Ketua Umum Serikat Petani Kelapa Sawit (SPKS), Sabarudin. Dok. Istimewa
Achmad Zulfikar Fazli • 18 May 2025 11:00
Jakarta: Peraturan Menteri Keuangan (PMK) Nomor 30 Tahun 2025 yang mengatur soal penaikan pungutan ekspor (PE) produk sawit dan turunannya terhadap harga tandan buah segar (TBS), dari 7,5 persen menjadi 10 persen dikritik. Kebijakan ini mulai berlaku pada 17 Mei 2025.
Ketua Umum Serikat Petani Kelapa Sawit (SPKS) Sabarudin mengatakan kebijakan ini hanya untuk kepentingan mendukung program biodiesel B40. Sebab, dengan kenaikan pungutan, otomatis anggaran PE yang di kelola BPDP meningkat selanjutnya disalurkan untuk subsidi biodiesel B40.
Dia menilai kenaikan pungutan PE ini mengabaikan suara petani. Padahal, petani sawit dinilai yang paling dirugikan oleh aturan tersebut.

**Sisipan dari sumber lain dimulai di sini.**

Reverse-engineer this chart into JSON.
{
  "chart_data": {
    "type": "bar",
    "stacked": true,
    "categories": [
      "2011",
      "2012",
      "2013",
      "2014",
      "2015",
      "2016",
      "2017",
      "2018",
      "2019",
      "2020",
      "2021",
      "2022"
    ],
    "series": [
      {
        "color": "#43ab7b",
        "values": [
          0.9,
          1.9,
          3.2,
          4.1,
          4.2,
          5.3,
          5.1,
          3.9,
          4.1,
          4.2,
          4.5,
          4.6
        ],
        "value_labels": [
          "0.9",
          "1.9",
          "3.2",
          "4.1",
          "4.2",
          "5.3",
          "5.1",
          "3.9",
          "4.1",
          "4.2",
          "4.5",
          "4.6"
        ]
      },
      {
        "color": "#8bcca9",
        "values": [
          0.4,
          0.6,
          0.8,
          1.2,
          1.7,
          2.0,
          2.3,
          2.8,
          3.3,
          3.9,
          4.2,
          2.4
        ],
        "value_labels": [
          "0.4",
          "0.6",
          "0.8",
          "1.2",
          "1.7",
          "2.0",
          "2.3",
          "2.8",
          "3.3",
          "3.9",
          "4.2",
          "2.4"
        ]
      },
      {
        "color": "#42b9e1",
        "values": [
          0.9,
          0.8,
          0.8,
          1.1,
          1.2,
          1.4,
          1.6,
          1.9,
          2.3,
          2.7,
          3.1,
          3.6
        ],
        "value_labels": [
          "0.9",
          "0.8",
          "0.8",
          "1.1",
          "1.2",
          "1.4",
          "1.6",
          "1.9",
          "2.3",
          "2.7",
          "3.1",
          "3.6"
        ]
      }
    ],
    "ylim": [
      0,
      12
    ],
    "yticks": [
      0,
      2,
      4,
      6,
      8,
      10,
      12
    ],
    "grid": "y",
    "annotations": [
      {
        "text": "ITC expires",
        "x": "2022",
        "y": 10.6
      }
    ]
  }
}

"Kenaikan pungutan ini akan langsung menurunkan harga TBS petani, ini kan sama dengan bulan Januari lalu setelah kenaikan pungutan menjadi 10 persen harga TBS petani langsung jatuh,” ungkap Sabarudin, melalui keterangan tertulis, Minggu, 18 Mei 2025.
Sabarudin memprediksi kenaikan pungutan 10 persen bisa menurunkan harga TBS kelapa sawit berkisar Rp500 di tingkat petani. Di sisi lain, dia menilai kenaikan ini menandakan pemerintah lebih mengutamakan subsidi kepada konglomerat yang terlibat dalam biodiesel. Sebab, kenaikan pungutan ini diperuntukkan 90 persen subsidi program biodiesel.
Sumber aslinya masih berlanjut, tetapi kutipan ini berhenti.